BD : SKY-DOLL, JOLIE POUPÉE

 

Il a fallu une sacrée dose de patience aux fans de la série Sky-Doll de Canepa et Barbucci. Après trois albums, silence durant dix ans avec la scénariste occupée par son rôle de directrice de collection. Barbucci a lui signé plusieurs albums d'Ekhö, peaufinant son trait onctueux. Nouveau départ donc pour la jolie Noa, androïde construite pour nettoyer les astronefs mais qui a pris le large, consciente de ne pas être qu'une machine. Réfugiée sur la planète Sudra, elle améliore le quotidien en monnayant son don: celui de ressusciter les morts. Mais son concepteur retrouve sa trace. Cette série de science-fiction, totalement atypique, propose aliens originaux, explications métaphysiques (pas loin des histoires à la Jodorowsky) et surtout des dessins et des couleurs d'une extraordinaire beauté. Il existe même une version luxe grand format en noir et blanc pour les esthètes.

« Sky-Doll » (tome 4), Soleil, 14,95 €

 

 

09:26 Publié dans BD | Lien permanent | Commentaires (0) | Tags : sky-doll, canepa, barbucci, robot, soleil

30/07/2016

DE CHOSES ET D'AUTRES : Michel passe à la radio (2/2)

Radio Michel tourne en boucle sur mon ordinateur. Pas que j'apprécie spécialement Sardou ou Berger, mais la webradio permet également de rire de bon cœur aux jingles bricolés par les concepteurs du projet. Mélanie le Beller et Julien Baldacchino ont tous les deux 25 ans et chantent comme des pieds. Quand ils fredonnent "Radio Michel, la radio de tous les Michel" sur l'air des "Poèmes de Michelle" de Teri Moïse, on comprend mieux leur credo expliqué dans un article de l'Obs "Ça reste de la grosse déconnade !

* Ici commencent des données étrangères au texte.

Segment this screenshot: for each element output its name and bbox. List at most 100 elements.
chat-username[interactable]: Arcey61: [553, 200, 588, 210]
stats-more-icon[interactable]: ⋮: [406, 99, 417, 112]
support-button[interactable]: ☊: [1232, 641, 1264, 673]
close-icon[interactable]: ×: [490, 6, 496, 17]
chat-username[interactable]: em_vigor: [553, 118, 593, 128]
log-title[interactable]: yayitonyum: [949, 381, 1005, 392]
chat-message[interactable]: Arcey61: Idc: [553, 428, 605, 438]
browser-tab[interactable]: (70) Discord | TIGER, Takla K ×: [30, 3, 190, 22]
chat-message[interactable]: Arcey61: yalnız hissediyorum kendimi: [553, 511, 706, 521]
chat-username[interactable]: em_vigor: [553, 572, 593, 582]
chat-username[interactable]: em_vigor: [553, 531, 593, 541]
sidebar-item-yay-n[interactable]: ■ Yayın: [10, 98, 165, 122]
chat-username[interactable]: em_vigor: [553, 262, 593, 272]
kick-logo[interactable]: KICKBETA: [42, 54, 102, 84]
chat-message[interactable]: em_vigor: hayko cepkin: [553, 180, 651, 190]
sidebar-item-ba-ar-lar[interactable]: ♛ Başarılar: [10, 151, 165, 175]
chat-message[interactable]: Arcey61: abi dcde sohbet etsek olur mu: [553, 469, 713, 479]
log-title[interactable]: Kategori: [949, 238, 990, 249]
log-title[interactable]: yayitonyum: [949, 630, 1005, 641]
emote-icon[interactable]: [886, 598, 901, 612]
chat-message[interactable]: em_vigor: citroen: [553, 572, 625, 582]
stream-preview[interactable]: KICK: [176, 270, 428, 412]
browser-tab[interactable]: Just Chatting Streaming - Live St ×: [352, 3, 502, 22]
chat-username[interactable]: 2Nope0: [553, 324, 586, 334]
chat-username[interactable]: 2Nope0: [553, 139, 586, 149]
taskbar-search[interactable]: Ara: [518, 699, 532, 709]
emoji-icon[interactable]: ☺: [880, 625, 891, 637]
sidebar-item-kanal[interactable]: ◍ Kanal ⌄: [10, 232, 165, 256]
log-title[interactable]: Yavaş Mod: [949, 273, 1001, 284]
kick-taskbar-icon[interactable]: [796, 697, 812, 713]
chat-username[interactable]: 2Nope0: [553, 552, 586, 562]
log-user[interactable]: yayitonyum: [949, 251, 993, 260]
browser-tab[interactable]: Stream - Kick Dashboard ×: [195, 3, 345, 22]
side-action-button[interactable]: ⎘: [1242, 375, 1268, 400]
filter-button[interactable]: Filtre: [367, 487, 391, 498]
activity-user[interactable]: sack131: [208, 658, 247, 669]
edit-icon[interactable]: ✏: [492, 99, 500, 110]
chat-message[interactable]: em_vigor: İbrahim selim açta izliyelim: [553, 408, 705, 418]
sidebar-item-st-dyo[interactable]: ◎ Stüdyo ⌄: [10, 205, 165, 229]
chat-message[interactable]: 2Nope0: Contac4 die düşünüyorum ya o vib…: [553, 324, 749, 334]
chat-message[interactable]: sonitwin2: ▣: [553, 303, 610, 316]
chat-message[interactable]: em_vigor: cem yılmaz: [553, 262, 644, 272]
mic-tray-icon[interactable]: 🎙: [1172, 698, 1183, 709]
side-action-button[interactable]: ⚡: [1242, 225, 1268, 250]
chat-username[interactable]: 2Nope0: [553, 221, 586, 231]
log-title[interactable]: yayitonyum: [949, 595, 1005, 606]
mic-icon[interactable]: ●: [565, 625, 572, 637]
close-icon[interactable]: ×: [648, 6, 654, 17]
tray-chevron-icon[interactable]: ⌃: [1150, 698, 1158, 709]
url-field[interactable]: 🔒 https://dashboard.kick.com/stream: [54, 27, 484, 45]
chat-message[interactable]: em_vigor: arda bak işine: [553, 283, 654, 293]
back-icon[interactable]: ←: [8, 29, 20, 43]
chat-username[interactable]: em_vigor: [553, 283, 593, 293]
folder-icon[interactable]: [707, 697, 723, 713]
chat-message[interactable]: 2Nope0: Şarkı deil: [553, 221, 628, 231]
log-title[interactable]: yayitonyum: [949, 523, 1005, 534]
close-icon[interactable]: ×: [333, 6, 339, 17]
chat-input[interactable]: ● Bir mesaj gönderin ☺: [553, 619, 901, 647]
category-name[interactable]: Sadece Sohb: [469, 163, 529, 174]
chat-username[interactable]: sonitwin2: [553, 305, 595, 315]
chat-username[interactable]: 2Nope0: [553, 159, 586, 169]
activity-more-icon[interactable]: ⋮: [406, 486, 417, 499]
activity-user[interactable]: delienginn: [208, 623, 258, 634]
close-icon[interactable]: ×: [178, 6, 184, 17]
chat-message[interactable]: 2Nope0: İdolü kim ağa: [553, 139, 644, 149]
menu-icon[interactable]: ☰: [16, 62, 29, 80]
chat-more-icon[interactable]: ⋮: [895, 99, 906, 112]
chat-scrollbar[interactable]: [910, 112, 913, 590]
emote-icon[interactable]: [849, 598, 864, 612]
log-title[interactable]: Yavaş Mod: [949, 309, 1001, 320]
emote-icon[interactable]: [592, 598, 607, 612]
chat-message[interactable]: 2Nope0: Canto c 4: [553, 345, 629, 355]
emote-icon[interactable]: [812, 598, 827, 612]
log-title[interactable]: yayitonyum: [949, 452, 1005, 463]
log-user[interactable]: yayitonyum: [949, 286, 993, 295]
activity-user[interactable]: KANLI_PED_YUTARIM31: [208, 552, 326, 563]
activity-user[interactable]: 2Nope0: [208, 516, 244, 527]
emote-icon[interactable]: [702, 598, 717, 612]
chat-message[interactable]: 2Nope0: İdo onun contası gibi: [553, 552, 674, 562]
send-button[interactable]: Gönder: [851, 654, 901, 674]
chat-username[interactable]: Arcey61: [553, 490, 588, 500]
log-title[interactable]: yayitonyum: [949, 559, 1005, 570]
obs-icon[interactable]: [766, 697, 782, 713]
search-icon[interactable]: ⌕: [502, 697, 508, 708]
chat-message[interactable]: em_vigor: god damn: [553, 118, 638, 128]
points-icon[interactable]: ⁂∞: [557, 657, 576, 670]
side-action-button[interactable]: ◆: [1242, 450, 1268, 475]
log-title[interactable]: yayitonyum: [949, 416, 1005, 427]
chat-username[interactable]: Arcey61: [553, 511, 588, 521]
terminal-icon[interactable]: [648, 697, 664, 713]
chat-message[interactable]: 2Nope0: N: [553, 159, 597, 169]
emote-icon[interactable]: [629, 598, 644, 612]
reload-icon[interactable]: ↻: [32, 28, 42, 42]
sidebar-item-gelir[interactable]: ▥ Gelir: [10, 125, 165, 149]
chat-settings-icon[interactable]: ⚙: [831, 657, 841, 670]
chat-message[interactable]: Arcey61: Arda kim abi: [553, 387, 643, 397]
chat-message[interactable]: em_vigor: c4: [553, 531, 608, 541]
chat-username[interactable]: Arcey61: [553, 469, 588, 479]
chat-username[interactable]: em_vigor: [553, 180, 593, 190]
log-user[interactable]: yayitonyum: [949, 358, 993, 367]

Si Radio Michel reste confidentielle, on s'en fiche un peu. On se marre bien et c'est l'essentiel." Et question chansons idiotes, le choix ne manque pas dans la programmation. Ne ratez pas "C'est Michel" de l'interprète éponyme dont le texte débute par ces vers inénarrables "Des mocassins en croco, une moustache à la Franco, c'est Michel". Sur un air techno entêtant, suivez cette caricature de beauf dans une virée en boîte jusqu'à sa rencontre avec... Michèle.

Dans le genre parodie, il existe aussi un certain Michel Bléro, spécialiste des reprises de tubes actuels, avec paroles grivoises comme le très hot "Aïe, je vais te pécho !".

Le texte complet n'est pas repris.